230 Interned strings remain valid for the entire lifetime of the process.
231 +
232 Can be used as `[x]strdup()` or `xmemdupz` replacement, except that interned
233 strings / data must not be modified or freed.
234 +
235 Interned strings are best used for short strings with high probability of
236 duplicates.
237 +
238 Uses a hashmap to store the pool of interned strings.
239
240 Usage example
241 -------------
242
243 Here's a simple usage example that maps long keys to double values.
244 ------------
245 struct hashmap map;
246
247 struct long2double {
248 struct hashmap_entry ent; /* must be the first member! */
249 long key;
250 double value;
251 };
252
253 static int long2double_cmp(const struct long2double *e1, const struct long2double *e2, const void *unused)
254 {
255 return !(e1->key == e2->key);
256 }
257
258 void long2double_init(void)
259 {
260 hashmap_init(&map, (hashmap_cmp_fn) long2double_cmp, 0);
261 }
262
263 void long2double_free(void)
264 {
265 hashmap_free(&map, 1);
266 }
267
268 static struct long2double *find_entry(long key)
269 {
270 struct long2double k;
271 hashmap_entry_init(&k, memhash(&key, sizeof(long)));
272 k.key = key;
273 return hashmap_get(&map, &k, NULL);
274 }
275
276 double get_value(long key)
277 {
278 struct long2double *e = find_entry(key);
279 return e ? e->value : 0;
280 }
281
282 void set_value(long key, double value)
283 {
284 struct long2double *e = find_entry(key);
285 if (!e) {
286 e = malloc(sizeof(struct long2double));
287 hashmap_entry_init(e, memhash(&key, sizeof(long)));
288 e->key = key;
289 hashmap_add(&map, e);
290 }
291 e->value = value;
292 }
293 ------------
294
295 Using variable-sized keys
296 -------------------------
297
298 The `hashmap_entry_get` and `hashmap_entry_remove` functions expect an ordinary
299 `hashmap_entry` structure as key to find the correct entry.
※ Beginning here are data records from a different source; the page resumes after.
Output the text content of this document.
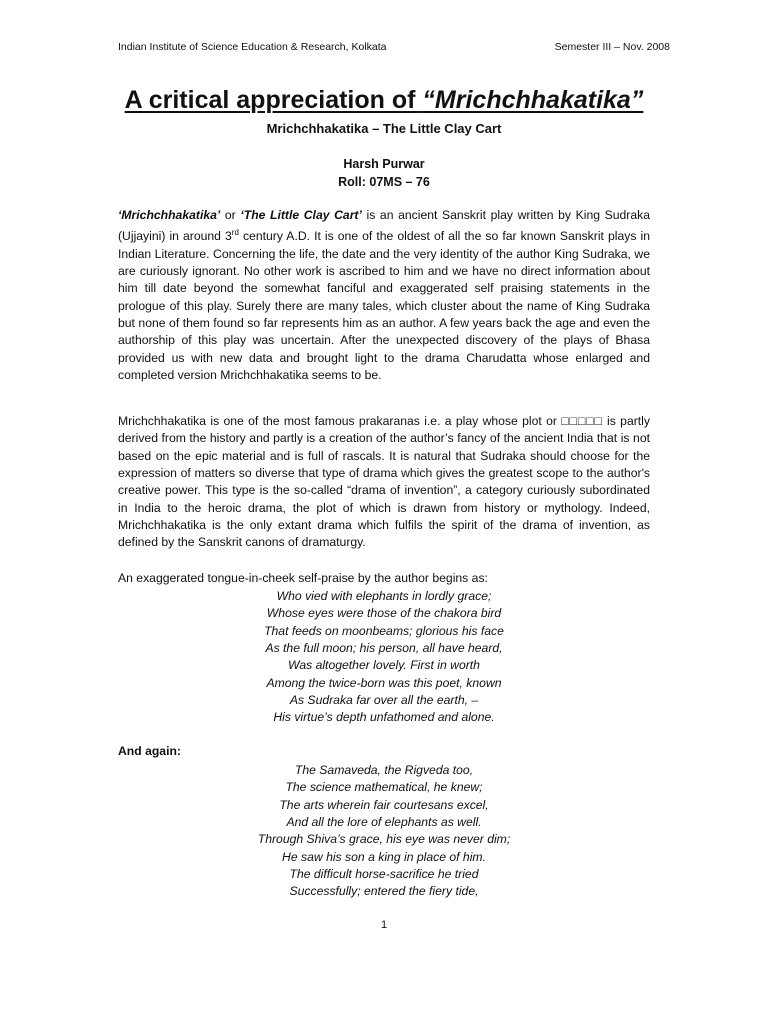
Indian Institute of Science Education & Research, Kolkata	Semester III – Nov. 2008
A critical appreciation of “Mrichchhakatika”
Mrichchhakatika – The Little Clay Cart
Harsh Purwar
Roll: 07MS – 76
‘Mrichchhakatika’ or ‘The Little Clay Cart’ is an ancient Sanskrit play written by King Sudraka (Ujjayini) in around 3rd century A.D. It is one of the oldest of all the so far known Sanskrit plays in Indian Literature. Concerning the life, the date and the very identity of the author King Sudraka, we are curiously ignorant. No other work is ascribed to him and we have no direct information about him till date beyond the somewhat fanciful and exaggerated self praising statements in the prologue of this play. Surely there are many tales, which cluster about the name of King Sudraka but none of them found so far represents him as an author. A few years back the age and even the authorship of this play was uncertain. After the unexpected discovery of the plays of Bhasa provided us with new data and brought light to the drama Charudatta whose enlarged and completed version Mrichchhakatika seems to be.
Mrichchhakatika is one of the most famous prakaranas i.e. a play whose plot or □□□□□ is partly derived from the history and partly is a creation of the author’s fancy of the ancient India that is not based on the epic material and is full of rascals. It is natural that Sudraka should choose for the expression of matters so diverse that type of drama which gives the greatest scope to the author's creative power. This type is the so-called “drama of invention”, a category curiously subordinated in India to the heroic drama, the plot of which is drawn from history or mythology. Indeed, Mrichchhakatika is the only extant drama which fulfils the spirit of the drama of invention, as defined by the Sanskrit canons of dramaturgy.
An exaggerated tongue-in-cheek self-praise by the author begins as:
Who vied with elephants in lordly grace;
Whose eyes were those of the chakora bird
That feeds on moonbeams; glorious his face
As the full moon; his person, all have heard,
Was altogether lovely. First in worth
Among the twice-born was this poet, known
As Sudraka far over all the earth, –
His virtue’s depth unfathomed and alone.
And again:
The Samaveda, the Rigveda too,
The science mathematical, he knew;
The arts wherein fair courtesans excel,
And all the lore of elephants as well.
Through Shiva’s grace, his eye was never dim;
He saw his son a king in place of him.
The difficult horse-sacrifice he tried
Successfully; entered the fiery tide,
1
If the key data is
300 variable-sized (e.g. a FLEX_ARRAY string) or quite large, it is undesirable
301 to create a full-fledged entry structure on the heap and copy all the key data
302 into the structure.
303
304 In this case, the `keydata` parameter can be used to pass
305 variable-sized key data directly to the comparison function, and the `key`
306 parameter can be a stripped-down, fixed size entry structure allocated on the
307 stack.
308
309 See test-hashmap.c for an example using arbitrary-length strings as keys.